Mi viejo amigo

Por todos es sabido que los niños crecen y se hacen hombres, pero una pequeña parte de ellos, una minúscula y diminuta parte sigue conservando la niñez, sólo a través del espejo se puede vislumbrar con una mirada el niño que en su interior vive.  

Un brillo especial que no solía ver muy a menudo apareció mientras miraba mi cara, cubierta de espuma de afeitar, en el espejo, aquel niño que hace bastante tiempo que no aparecía. Curioso lo que podía llegar a ver tan sólo mirándome antes de que el espejo se empañara por completo de vapor de agua. Escuchaba el móvil vibrar dos o tres veces por minuto avisándome de mensajes y correos que estaba recibiendo, deseando que cesaran.

Una vez terminé de afeitarme, tome la decisión de apagar el teléfono, pulsando el botón OFF durante aproximadamente cinco segundos y deslizando la barra de apagar la pantalla se tornó a negro. Corriendo me dirigí hacia el trastero, donde debía encontrarse un objeto tan valioso para mi como un arma para un soldado en el campo de batalla, que sin saber porqué estaba escondido en una caja desde que compramos la casa.

Abrí la caja y rebusqué entre todos los cachivaches que allí había, hasta encontrarlo, sin pensarlo, lo abracé como un chiquillo. Aquel peluche tan querido en mi infancia. No te preocupes, mi viejo amigo, vengo con mi soledad, desarmado, no te asustes de mi, sigo siendo el mismo niño de antaño, tu amigo.

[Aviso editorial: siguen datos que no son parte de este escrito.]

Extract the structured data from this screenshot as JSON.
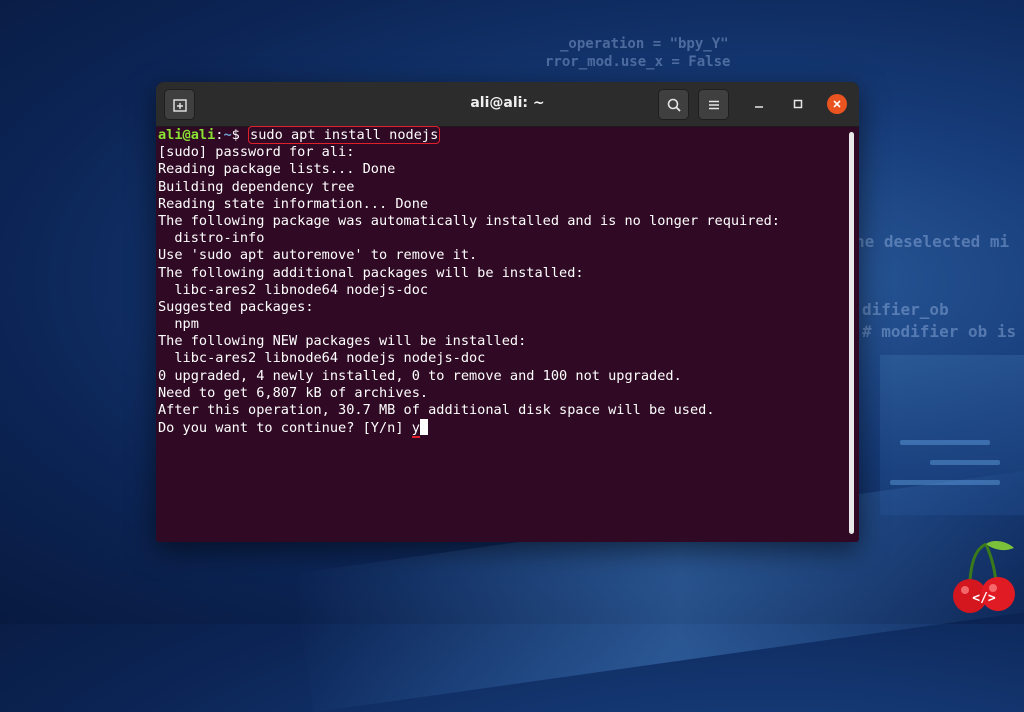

Mi cuerpo ha crecido y mi mente ha madurado, pero en esencia soy el mismo niño que años atrás contigo pasaba largas horas que apenas minutos parecían.

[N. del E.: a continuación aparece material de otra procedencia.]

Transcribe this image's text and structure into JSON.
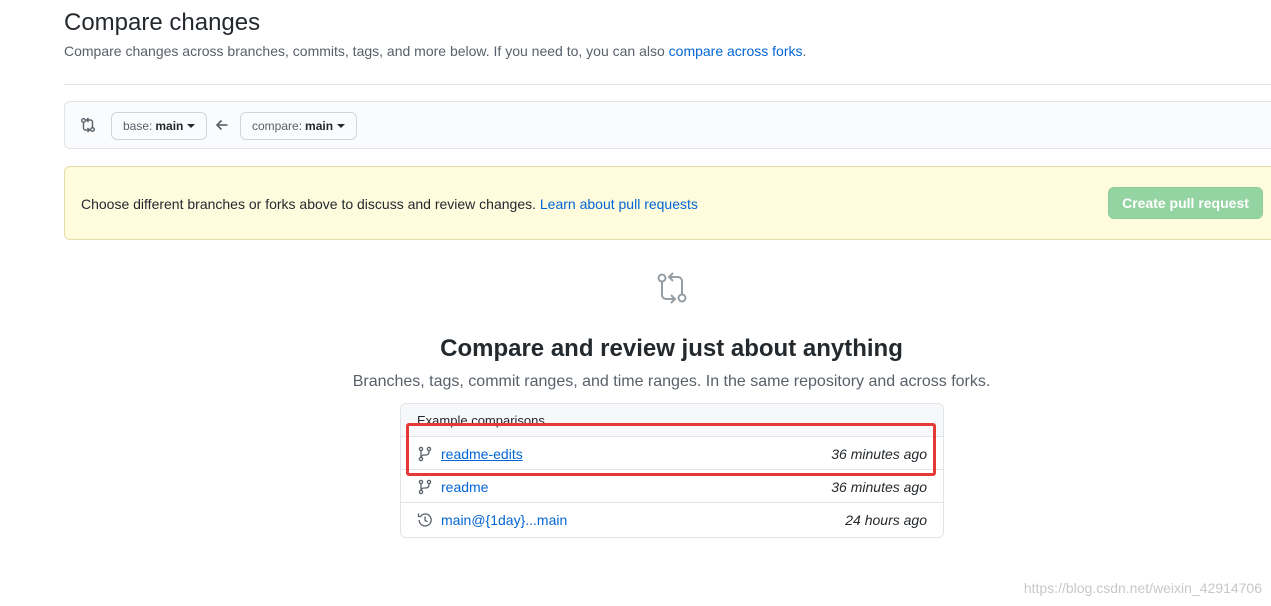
{
  "header": {
    "title": "Compare changes",
    "subtitle": "Compare changes across branches, commits, tags, and more below. If you need to, you can also ",
    "subtitle_link": "compare across forks",
    "subtitle_end": "."
  },
  "range_editor": {
    "base_prefix": "base:",
    "base_branch": "main",
    "compare_prefix": "compare:",
    "compare_branch": "main"
  },
  "flash": {
    "text": "Choose different branches or forks above to discuss and review changes. ",
    "link": "Learn about pull requests",
    "button": "Create pull request"
  },
  "blankslate": {
    "title": "Compare and review just about anything",
    "description": "Branches, tags, commit ranges, and time ranges. In the same repository and across forks."
  },
  "examples": {
    "header": "Example comparisons",
    "rows": [
      {
        "label": "readme-edits",
        "time": "36 minutes ago",
        "icon": "git-branch-icon"
      },
      {
        "label": "readme",
        "time": "36 minutes ago",
        "icon": "git-branch-icon"
      },
      {
        "label": "main@{1day}...main",
        "time": "24 hours ago",
        "icon": "history-icon"
      }
    ]
  },
  "watermark": "https://blog.csdn.net/weixin_42914706",
  "colors": {
    "link": "#0366d6",
    "flash_bg": "#fffbdd",
    "create_pr_bg": "#94d3a2",
    "highlight": "#e53935"
  }
}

Tu olor, pese a contener miles de ácaros, se conservaba como el primer día que te tuve entre mis brazos, ese aroma a «duérmete niño, duérmete ya», a antiguo… a peluche. Mientras tus ojos me afirmaban la existencia de una pequeña pero muy grande alma entre todos tus tejidos, tu incierto relleno. ¿Cómo un objeto inanimado puede tener una mirada con tal profundidad, que tanto dice tu expresión, sin tener una pizca de alma?

Se me venían a la mente tantos recuerdos, mi primera bicicleta que aún conservo, con la que aprendí a mantener el equilibrio, aquellos soldaditos verdes con los que tenía formada toda una milicia, aunque lucharán entre ellos por defender un objetivo no muy claro, todos aquellos bloques de construcción con instrucciones que jamás solía seguir, intentando formar edificios imposibles, casas construidas con miles de colores habitadas por diminutos personajes, ¿quién sabe si se movían cuando yo me daba la vuelta y no los miraba? Aquellas pistolas de agua tantas veces usadas en el verano para mojar a cualquiera que se pudiera en el camino, hasta que se rompía, que solía ser a los dos días de comprarla.

Siempre me pregunté por qué contigo había desarrollado una sensibilidad especial, eras el juguete con el que menos jugaba pero eras a la par al que más quería. Cuando aquellas noches de tormenta me abrazabas y espantabas todos mis miedos, o me protegías de los miles de monstruos que habitaban a sus anchas debajo de mi cama, y sin mi permiso. Quizás por eso, o por la forma que tenías de mirar a este niño que aún conservas, tan diferente del resto de muñecos sea la razón por la que haya venido a por ti directamente.

No sé cómo cogerte, mis manos son tan grandes y bastas que no me parecen nada adecuadas para acariciar un peluche como tú, ¿cómo tratarte con respeto con semejantes manos? Pareces comprender el dilema que tengo y me miras con comprensión. No dejo de ser un hombre y la niñez queda ya tan atrás, y por extraño que pueda parecer, no necesito volver a la niñez para jugar contigo. No obstante, me queda por vivir mi segunda infancia, y cuando llegué, te prometo volveremos a jugar… los tres.

Mi mujer aparecía por la puerta de aquel trastero y con voz alegre, sorprendida y a la vez emocionada, con una dulce sonrisa, me decía: «El niño ha empezado a dar pataditas».